- Interactive map of Onjium

Restaurant information
- Established: May 2013
- Food type: Korean royal court cuisine
- Rating: 1 Michelin star
- Location: 4F, 49 Hyoja-ro, Jongno District, Seoul, 03043, South Korea
- Coordinates: 37°34′49″N 126°58′24″E﻿ / ﻿37.5804°N 126.9733°E
- Website: www.instagram.com/onjium_restaurant/

= Onjium =

Fine dining restaurant in Seoul, South Korea

Onjium is a fine dining restaurant in Seoul, South Korea. It serves a modern interpretation of Korean royal court cuisine. The restaurant first opened in May 2013. It received one Michelin star from 2020 through 2024. In 2024, it was ranked No. 21 of Asia's 50 Best Restaurants. On November 19, 2021, it opened a location in New York City at Genesis House. It launched a delivery brand called Onharu in 2021.

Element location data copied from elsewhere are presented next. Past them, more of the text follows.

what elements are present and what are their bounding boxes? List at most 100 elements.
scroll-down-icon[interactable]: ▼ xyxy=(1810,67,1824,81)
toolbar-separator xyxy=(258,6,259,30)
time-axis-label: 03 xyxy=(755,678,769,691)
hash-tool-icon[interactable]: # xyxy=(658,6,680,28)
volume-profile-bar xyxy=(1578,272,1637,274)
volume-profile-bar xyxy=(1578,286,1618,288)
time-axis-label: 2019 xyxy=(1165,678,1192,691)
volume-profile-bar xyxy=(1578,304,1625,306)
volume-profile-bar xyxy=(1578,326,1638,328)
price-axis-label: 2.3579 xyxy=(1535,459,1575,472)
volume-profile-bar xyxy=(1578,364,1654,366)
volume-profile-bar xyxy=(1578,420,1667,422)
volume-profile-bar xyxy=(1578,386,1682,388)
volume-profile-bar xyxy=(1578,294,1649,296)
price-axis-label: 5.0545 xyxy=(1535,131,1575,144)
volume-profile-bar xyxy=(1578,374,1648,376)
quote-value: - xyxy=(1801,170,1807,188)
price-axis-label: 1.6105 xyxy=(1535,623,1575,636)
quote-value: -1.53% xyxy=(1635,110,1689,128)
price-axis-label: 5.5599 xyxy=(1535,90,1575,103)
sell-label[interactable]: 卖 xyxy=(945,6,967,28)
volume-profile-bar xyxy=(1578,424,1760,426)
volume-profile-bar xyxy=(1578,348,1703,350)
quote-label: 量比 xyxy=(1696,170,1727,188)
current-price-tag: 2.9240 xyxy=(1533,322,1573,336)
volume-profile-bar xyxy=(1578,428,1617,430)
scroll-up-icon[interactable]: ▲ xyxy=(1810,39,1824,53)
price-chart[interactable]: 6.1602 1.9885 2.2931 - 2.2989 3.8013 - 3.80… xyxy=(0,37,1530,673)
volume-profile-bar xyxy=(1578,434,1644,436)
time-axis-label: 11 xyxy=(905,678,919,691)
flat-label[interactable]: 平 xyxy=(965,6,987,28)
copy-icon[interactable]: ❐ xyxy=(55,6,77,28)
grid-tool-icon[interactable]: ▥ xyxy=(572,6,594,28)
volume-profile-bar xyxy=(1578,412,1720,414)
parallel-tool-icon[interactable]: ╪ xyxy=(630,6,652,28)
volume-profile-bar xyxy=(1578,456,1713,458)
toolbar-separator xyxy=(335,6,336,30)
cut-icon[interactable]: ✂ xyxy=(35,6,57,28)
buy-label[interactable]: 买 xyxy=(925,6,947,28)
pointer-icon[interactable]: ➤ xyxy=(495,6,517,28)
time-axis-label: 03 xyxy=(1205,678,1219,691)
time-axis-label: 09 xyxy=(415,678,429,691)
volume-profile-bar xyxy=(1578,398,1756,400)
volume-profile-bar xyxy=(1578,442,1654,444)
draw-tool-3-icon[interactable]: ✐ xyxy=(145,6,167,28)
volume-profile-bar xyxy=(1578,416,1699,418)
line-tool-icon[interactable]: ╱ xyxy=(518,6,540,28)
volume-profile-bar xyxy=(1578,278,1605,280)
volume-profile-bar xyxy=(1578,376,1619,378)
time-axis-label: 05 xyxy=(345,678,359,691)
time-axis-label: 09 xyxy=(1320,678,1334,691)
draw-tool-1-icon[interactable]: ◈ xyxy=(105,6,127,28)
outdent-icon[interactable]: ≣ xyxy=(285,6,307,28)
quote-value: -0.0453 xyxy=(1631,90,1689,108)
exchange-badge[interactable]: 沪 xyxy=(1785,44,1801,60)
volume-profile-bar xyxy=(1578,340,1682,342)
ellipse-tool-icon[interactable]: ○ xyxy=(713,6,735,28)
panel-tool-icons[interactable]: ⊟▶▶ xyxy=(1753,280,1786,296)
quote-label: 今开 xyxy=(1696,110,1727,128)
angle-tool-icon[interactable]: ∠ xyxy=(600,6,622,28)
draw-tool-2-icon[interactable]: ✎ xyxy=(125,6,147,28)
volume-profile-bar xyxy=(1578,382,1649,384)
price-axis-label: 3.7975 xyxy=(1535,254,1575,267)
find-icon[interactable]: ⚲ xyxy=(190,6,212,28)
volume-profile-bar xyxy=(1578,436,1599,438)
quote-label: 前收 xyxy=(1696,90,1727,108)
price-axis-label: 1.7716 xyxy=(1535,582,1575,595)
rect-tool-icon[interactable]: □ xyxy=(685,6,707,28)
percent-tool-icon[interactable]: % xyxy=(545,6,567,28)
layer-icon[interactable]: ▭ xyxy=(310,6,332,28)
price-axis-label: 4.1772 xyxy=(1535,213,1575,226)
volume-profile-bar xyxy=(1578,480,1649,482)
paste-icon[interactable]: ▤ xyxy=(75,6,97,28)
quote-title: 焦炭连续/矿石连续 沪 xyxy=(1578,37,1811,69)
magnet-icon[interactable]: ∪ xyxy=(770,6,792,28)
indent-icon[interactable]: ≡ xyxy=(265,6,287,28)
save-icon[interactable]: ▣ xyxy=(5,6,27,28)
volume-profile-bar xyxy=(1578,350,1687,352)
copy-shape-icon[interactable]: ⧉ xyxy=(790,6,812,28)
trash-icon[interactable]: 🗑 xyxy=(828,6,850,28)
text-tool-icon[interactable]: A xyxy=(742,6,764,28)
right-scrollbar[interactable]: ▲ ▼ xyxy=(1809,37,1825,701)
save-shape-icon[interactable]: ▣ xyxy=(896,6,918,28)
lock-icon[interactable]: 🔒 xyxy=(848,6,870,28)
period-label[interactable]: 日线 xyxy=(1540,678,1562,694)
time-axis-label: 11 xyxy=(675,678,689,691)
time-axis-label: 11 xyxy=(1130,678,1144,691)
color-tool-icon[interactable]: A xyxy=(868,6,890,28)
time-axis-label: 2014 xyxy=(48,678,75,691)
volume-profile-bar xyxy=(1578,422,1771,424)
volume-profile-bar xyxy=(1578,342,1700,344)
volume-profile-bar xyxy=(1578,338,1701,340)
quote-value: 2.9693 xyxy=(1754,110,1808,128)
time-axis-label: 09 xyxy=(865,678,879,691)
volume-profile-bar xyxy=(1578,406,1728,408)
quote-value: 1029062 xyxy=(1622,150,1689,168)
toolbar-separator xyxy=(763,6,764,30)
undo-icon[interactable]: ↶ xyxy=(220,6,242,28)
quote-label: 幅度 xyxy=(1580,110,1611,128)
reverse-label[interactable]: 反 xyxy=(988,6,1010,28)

The restaurant is led by chefs Cho Eun-hee and Park Sung-bae. Cho is trained in Korean royal court cuisine and Park has experience working in restaurants in Japan and the United States.

It reportedly maintains a separate site for fermenting its various ingredients in Namyangju. It also conducts internal classes on Korean history and culture for inspiration on the cooking.